The most somber                                          green taffeta






An elegy with                                                 starched skirts.

It’s a clever and interesting move that may also underscore some weaknesses in the language of the longer poems. As lovely as individual words and phrases might be, as beautiful as the scenes they’re describing, the syntax and tone of the book threatens to become uniform. Most of the poems describe elegance and passion; the language is accordingly elegant, but strangely lacking in passion. Objects are imbued with greater significance than interaction between human beings. Fragments are used as a way to create mystery and carry a moment to its end while preventing closure, as in “Snow falling outside the great white house as she danced and danced” or “Her music drifting farther into the cold blue arms of that evening” or “Even the grandest arcades leaning towards her.”

Intrigued by Darling’s interest in format, omissions, white space, silence, and gaps, I read the book several times, hoping that its silences would also gain eloquence. On each reading, it was an immense relief to finally encounter, in “An Introduction to the Lyric Ode,” the very last poem, a few questions interspersed amidst all the beautiful description:

b. “And it was only then that the most unusual bird would emerge, singing.”
Where, exactly? And how?
“In the meadow. It was when you were sleeping, so the thistles were out of season.”
But what sort of event was it, precisely? I don’t understand the occasion, or the light catching in every darkened window.


The questions were a relief both because they offered a break to the uniformity of Darling’s other sentences and because the text’s elegantly dispassionate declarations and descriptions deserved to be questioned. If, as we read on page 25,

It was never

the lockets

then what was it? The coy five-word denial comprising an entire page might point to an affirmation or a presence elsewhere, but it doesn’t seem to. This is an interesting experiment by a writer with a genuine gift for beautiful language, but a beauty somewhat tempered by so much attention to what is excluded and so little attention to what remains.
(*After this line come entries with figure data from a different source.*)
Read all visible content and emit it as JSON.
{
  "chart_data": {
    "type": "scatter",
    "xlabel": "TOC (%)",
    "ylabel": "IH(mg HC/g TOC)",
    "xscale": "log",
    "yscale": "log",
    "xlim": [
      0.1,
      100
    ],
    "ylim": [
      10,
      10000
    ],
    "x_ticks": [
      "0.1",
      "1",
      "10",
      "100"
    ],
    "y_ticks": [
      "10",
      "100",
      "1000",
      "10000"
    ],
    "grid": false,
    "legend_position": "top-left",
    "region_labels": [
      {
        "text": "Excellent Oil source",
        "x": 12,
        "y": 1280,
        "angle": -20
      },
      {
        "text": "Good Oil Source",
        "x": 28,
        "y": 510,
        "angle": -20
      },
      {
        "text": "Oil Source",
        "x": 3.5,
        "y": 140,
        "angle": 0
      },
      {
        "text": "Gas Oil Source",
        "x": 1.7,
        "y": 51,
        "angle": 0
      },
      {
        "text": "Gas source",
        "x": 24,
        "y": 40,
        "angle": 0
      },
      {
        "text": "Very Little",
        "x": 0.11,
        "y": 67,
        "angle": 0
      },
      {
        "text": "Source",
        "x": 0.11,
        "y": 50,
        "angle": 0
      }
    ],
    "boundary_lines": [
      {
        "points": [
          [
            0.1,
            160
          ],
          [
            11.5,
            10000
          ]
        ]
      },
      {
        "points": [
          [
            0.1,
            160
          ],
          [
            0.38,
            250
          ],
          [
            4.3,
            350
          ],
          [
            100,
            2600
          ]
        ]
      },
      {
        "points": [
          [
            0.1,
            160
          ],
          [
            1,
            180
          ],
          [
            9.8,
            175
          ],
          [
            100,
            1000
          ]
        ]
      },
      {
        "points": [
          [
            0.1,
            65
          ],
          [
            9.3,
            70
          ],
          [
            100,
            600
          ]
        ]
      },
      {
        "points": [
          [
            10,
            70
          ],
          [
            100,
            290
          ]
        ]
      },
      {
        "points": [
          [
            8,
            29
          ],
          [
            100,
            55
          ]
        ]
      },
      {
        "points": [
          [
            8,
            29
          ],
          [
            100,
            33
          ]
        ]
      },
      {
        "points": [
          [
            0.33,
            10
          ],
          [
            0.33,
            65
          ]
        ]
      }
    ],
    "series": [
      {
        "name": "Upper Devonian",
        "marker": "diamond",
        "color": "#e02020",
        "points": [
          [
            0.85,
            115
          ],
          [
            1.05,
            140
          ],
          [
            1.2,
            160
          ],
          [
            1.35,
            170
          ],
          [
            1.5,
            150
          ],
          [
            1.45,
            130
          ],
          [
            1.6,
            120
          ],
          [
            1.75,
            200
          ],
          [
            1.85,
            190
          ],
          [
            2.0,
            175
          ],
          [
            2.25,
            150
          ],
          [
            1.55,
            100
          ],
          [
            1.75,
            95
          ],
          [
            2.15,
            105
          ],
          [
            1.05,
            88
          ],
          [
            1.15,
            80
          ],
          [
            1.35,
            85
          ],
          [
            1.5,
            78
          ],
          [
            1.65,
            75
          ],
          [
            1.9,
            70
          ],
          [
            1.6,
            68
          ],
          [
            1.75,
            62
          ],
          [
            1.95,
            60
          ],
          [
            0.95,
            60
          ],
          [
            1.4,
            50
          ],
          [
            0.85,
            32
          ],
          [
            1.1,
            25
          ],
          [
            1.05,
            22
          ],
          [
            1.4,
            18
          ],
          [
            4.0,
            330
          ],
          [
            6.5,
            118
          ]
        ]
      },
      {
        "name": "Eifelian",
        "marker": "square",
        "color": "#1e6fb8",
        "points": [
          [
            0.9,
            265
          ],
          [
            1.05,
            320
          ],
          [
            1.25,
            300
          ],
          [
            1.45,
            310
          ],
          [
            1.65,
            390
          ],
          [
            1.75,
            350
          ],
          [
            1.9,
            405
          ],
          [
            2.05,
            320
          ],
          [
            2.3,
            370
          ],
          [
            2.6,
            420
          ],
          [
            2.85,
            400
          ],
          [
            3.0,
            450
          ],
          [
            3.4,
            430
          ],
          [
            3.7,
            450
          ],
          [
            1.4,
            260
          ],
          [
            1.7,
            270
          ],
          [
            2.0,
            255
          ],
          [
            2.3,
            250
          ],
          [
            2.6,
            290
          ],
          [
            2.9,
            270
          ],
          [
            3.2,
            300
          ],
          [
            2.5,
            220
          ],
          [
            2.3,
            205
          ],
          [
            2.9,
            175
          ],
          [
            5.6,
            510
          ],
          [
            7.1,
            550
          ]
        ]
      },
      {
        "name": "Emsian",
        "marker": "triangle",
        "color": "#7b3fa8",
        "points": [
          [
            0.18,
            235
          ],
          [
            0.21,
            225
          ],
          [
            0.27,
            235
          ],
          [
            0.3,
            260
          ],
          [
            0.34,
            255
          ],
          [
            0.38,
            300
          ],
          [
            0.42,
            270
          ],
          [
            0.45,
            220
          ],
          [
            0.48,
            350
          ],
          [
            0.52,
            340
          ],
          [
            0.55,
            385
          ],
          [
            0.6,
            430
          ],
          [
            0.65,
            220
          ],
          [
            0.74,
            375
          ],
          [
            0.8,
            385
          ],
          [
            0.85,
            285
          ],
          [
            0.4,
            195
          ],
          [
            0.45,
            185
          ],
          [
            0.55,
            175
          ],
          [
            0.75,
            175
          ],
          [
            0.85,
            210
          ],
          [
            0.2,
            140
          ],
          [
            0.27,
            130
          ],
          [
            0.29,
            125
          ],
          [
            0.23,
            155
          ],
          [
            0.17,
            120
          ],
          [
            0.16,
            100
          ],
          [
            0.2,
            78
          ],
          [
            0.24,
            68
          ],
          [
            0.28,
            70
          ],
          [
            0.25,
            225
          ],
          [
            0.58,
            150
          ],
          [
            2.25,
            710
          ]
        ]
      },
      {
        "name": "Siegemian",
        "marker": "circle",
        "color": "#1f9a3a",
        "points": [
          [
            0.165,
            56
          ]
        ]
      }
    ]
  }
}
If this is a “compendium,” what vast subject is it a brief treatment of? With references to madness, melancholy, the Victorian novel, a history of desire, multiple invocations of Orpheus and Eurydice, as well as a relationship between Madeleine and the connoisseur that precipitates the writing of a whole series of sonnets and the contemplation of the elegy, it seems reasonable to posit this as a compendium of passion. Strong emotions are frequently mentioned, but never recreated or aroused. I struggled at times with the book’s paradoxical work of passion and passion’s lack. Compendium is nonetheless interesting and promising. Given how much Darling accomplishes while working with such a limited range, it’s exciting to imagine what she’ll achieve if she broadens her syntactic repertoire, and worked to create in her pages that passion she is so apt to describe.


About the Reviewer

Holly Welker’s poetry and prose have appeared or are forthcoming in such publications as Alaska Quarterly Review, Best American Essays, Bitch, Black Warrior Review, the Cream City Review, Hayden’s Ferry Review, Hiram Poetry Review, Image, the Iowa Review, the New York Times, Poetry Northwest, the Spoon River Poetry Review, Sunstone, and TriQuarterly. She currently lives and writes in northern Utah.